Each SME was guided to take the first steps on their innovation journey, with the hope that innovative projects would be identified, new collaborations established, and funding applied for. They received a mix of group and one-to-one support to raise awareness of both innovative solutions and support available, and to guide them to identify innovation projects to reduce energy, carbon, or resource use.

Activities included events and workshops covering topic areas such as hydrogen, heat recovery, electrification, data collection and creating an innovation culture as well as signposting to grant and other support.  CLT worked with each SME individually to facilitate identification of innovation projects and introductions to relevant innovation ecosystem partners.

What were the outcomes?

All participants increased their understanding of the support ecosystem, finishing the programme with a much higher awareness of how and where to look for support.
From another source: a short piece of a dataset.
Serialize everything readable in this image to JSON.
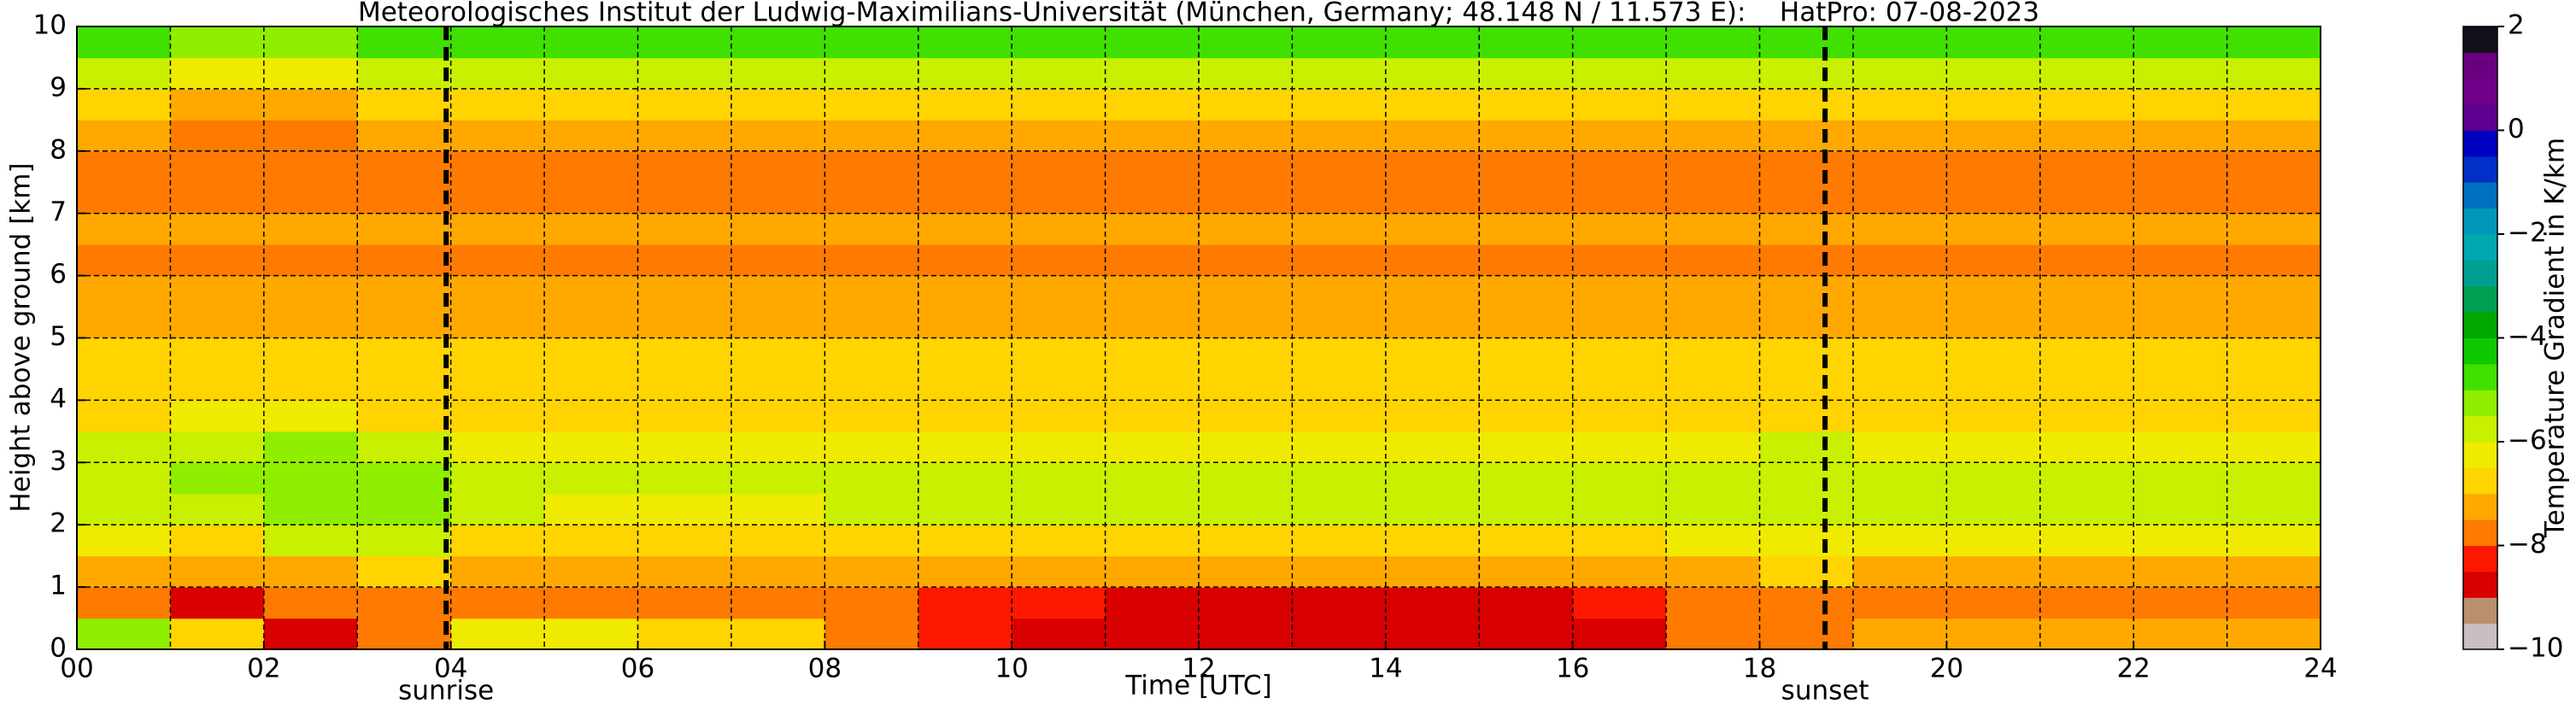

Individual connections and introductions to the innovation ecosystem were made – including funding opportunities, links to universities, technology solutions and expert consultants.  

Most companies progressed along their innovation journeys, both by developing existing, or, for half of the SMEs, identifying new, potential innovation projects.   Some of the newly defined projects were highly creative and the learnings could potentially have impact across the sector.  Examples included a foundry that started a collaborative research project with Cranfield University to look at the impact of scrap metal parameters on melt times and energy use, and an SME that is switching from diesel to electric equipment and is working with an innovation partner to implement a battery storage solution to deliver peak load shaving, UPS and access to flexible tariffs to provide a base for progressive electrification of all its machinery.  The SME was also connected to the University of Sheffield to look at data analysis post-installation for ongoing electrification of operations.

What did we learn?

It was striking to see the creative ideas generated by the SMEs’ staff.  When given the opportunity, there was enormous capacity to identify innovative projects – some small, some larger.  Time and resource constraints typically create day-to-day barriers to harnessing this creativity, but with individual support to facilitate those ideas, most of the SMEs saw opportunities to switch fuel and / or reduce energy use.  The one-to-one advice was highly valued as it allowed CLT to match the SMEs with the right ecosystem partners.

Capital and resource constraints within SMEs mean that they tend to be conservative regarding innovation projects; robust evidence is needed before progressing a project to de-risk as much as possible, particularly when timescales for impact may be longer.  Many did not have energy metering in place, so did not have enough data to provide the confidence that a project would be focused on the highest-impact areas and to ensure payback.

The scope and scale of available funding opportunities were often not aligned to SME requirements.  There was one relevant funding opportunity that arose towards the end of the programme, with most too large in scale.  For SMEs where projects tend to be more incremental, even if innovative and risky, funding needs to match the scale of the projects.

By focusing in on specific innovation areas, and providing one-on-one support to SMEs, several projects are now in development, with relationships and connections with funders, innovators and research partners established. The programme has helped UKRI to understand the importance for SMEs of providing long-term support, matching funding to smaller project requirements and finding approaches to de-risk the innovation process for smaller businesses.